Regular physical activity is considered key for the prevention of obesity and associated health conditions, but some people reap greater rewards from exercise than others. A new study may have shed light on why this is.
In a study of both mice and human subjects, researchers found that higher levels of selenoprotein P - a protein secreted by the liver - was associated with reduced exercise capacity and fewer exercise-related benefits.
Study co-author Hirofumi Misu, of the Kanazawa University Graduate School of Medical Sciences in Japan, and colleagues say that their findings indicate that selenoprotein P may be a driver of exercise resistance.
The researchers recently published their
However, responsiveness to exercise - in terms of both endurance and metabolic health - can vary widely from person to person.
"In particular, some people show complete non-responsiveness to exercise training in terms of aerobic improvement. Similarly, 15-20 percent of patients with type 2 diabetes show a poor hypoglycemic effect to regular exercise therapy," the authors note.
"These findings indicate that some people suffer from exercise resistance and derive limited benefits from the health-promoting effects of physical exercise."
The precise mechanisms behind exercise resistance, however, have been unclear. Previous research has indicated that selenoprotein P might play a role, so Misu and colleagues set out to investigate this association further.
Selenoprotein P linked to reduced exercise endurance
Firstly, the team assessed the effects of exercise training on two groups of mice: one that was deficient in selenoprotein P, and one group of wild-type mice (the controls).
Both groups ran on a treadmill for 30 minutes per day for 1 month. The researchers found that the selenoprotein P-deficient mice had double the exercise capacity of the wild-type mice.
Furthermore, at the end of the 1-month exercise training, the selenoprotein P-deficient mice demonstrated a larger reduction in blood glucose levels following an injection with the hormone insulin.

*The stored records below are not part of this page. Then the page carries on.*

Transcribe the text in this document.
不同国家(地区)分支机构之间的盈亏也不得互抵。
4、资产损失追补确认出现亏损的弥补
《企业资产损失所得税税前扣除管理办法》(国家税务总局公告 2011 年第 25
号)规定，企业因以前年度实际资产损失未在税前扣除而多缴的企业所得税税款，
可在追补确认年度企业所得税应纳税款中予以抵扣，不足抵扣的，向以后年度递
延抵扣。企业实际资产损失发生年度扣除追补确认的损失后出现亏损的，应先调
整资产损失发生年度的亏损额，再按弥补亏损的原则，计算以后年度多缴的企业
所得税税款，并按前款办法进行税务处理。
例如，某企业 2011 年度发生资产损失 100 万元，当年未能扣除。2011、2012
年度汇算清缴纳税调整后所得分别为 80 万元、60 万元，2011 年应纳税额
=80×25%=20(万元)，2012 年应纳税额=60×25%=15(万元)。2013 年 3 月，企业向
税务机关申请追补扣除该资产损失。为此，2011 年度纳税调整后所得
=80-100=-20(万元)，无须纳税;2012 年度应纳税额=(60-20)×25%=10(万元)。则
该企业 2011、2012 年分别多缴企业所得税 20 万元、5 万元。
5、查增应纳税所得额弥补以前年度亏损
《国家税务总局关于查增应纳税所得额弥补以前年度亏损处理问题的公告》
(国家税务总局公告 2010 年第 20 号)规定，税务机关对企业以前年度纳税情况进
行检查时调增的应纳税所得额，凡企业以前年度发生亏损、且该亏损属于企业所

The researchers also administered selenoprotein P to wild-type mice prior to 1 month of exercise training.
These mice showed a reduction in phosphorylation of the enzyme AMPK in their muscles. The researchers explain that AMPK phosphorylation is associated with a number of exercise benefits.

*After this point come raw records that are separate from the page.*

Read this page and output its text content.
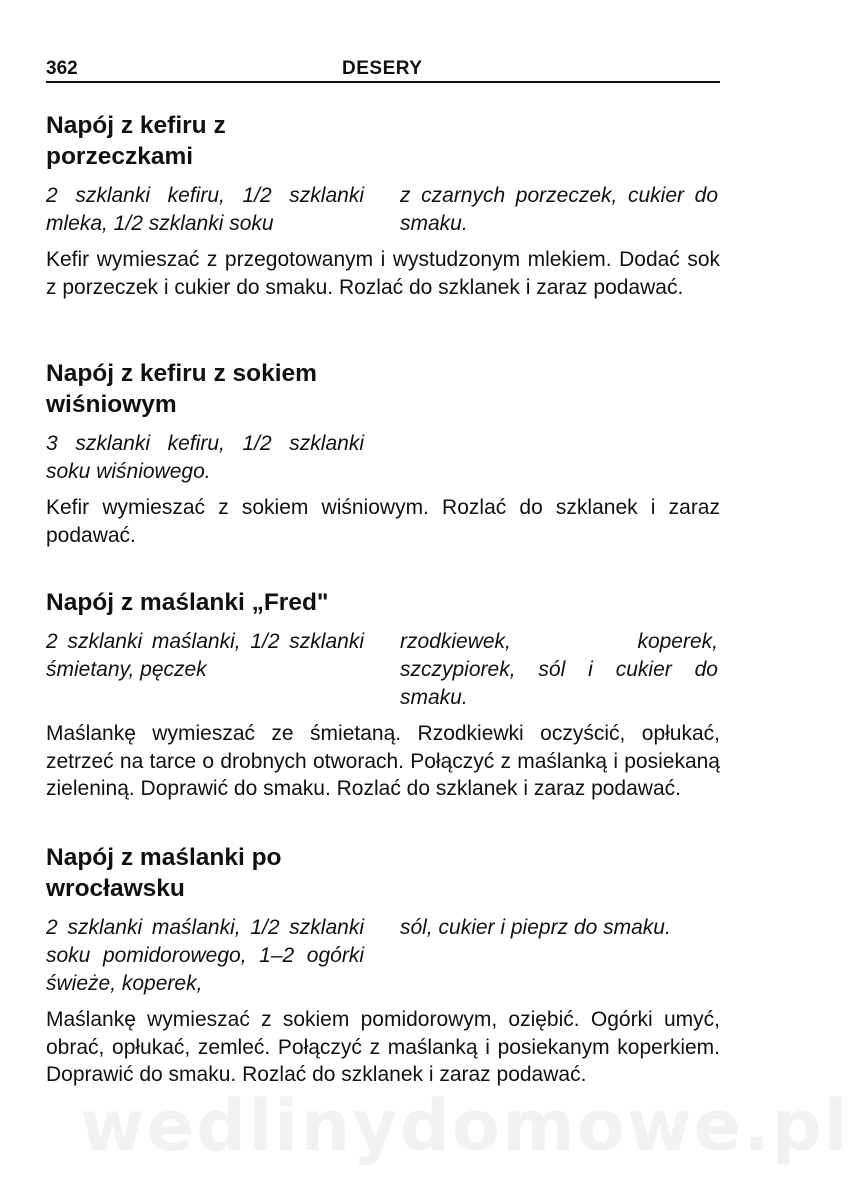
362	DESERY
Napój z kefiru z porzeczkami
2 szklanki kefiru, 1/2 szklanki mleka, 1/2 szklanki soku
z czarnych porzeczek, cukier do smaku.
Kefir wymieszać z przegotowanym i wystudzonym mlekiem. Dodać sok z porzeczek i cukier do smaku. Rozlać do szklanek i zaraz podawać.
Napój z kefiru z sokiem wiśniowym
3 szklanki kefiru, 1/2 szklanki soku wiśniowego.
Kefir wymieszać z sokiem wiśniowym. Rozlać do szklanek i zaraz podawać.
Napój z maślanki „Fred"
2 szklanki maślanki, 1/2 szklanki śmietany, pęczek
rzodkiewek, koperek, szczypiorek, sól i cukier do smaku.
Maślankę wymieszać ze śmietaną. Rzodkiewki oczyścić, opłukać, zetrzeć na tarce o drobnych otworach. Połączyć z maślanką i posiekaną zieleniną. Doprawić do smaku. Rozlać do szklanek i zaraz podawać.
Napój z maślanki po wrocławsku
2 szklanki maślanki, 1/2 szklanki soku pomidorowego, 1–2 ogórki świeże, koperek,
sól, cukier i pieprz do smaku.
Maślankę wymieszać z sokiem pomidorowym, oziębić. Ogórki umyć, obrać, opłukać, zemleć. Połączyć z maślanką i posiekanym koperkiem. Doprawić do smaku. Rozlać do szklanek i zaraz podawać.
wedlinydomowe.pl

Additionally, the researchers found that mice lacking LRP1 - a selenoprotein P receptor in muscles - were unable to absorb selenoprotein P into their muscles. Furthermore, AMPK phosphorylation was not impacted by exercise training.
Findings may lead to exercise-enhancing drugs
Next, Misu and team sought to determine the effects of selenoprotein P on exercise in humans.
The researchers enrolled 31 women who were healthy but who did not engage in regular exercise.
All women took part in 8 weeks of aerobic training, and their maximal oxygen intake was monitored throughout as a measure of exercise endurance.
The team found that women who had high levels of selenoprotein P in their blood prior to the 8-week exercise program demonstrated a lower maximal oxygen intake than those with lower levels of selenoprotein P.
Taken together, the researchers believe that their results indicate that selenoprotein P contributes to exercise resistance by targeting the LRP1 receptor in muscles.
Further research is needed in order to gain a more detailed understating of how selenoprotein P impacts physical activity, but the team believes that this current study may pave the way for drugs that reduce selenoprotein P production to improve exercise endurance.
Misu and colleagues write:
"The current findings suggest that future screening for inhibitors of the [selenoprotein P]-LRP1 axis could identify exercise-enhancing drugs to treat physical-inactivity-associated diseases such as type 2 diabetes."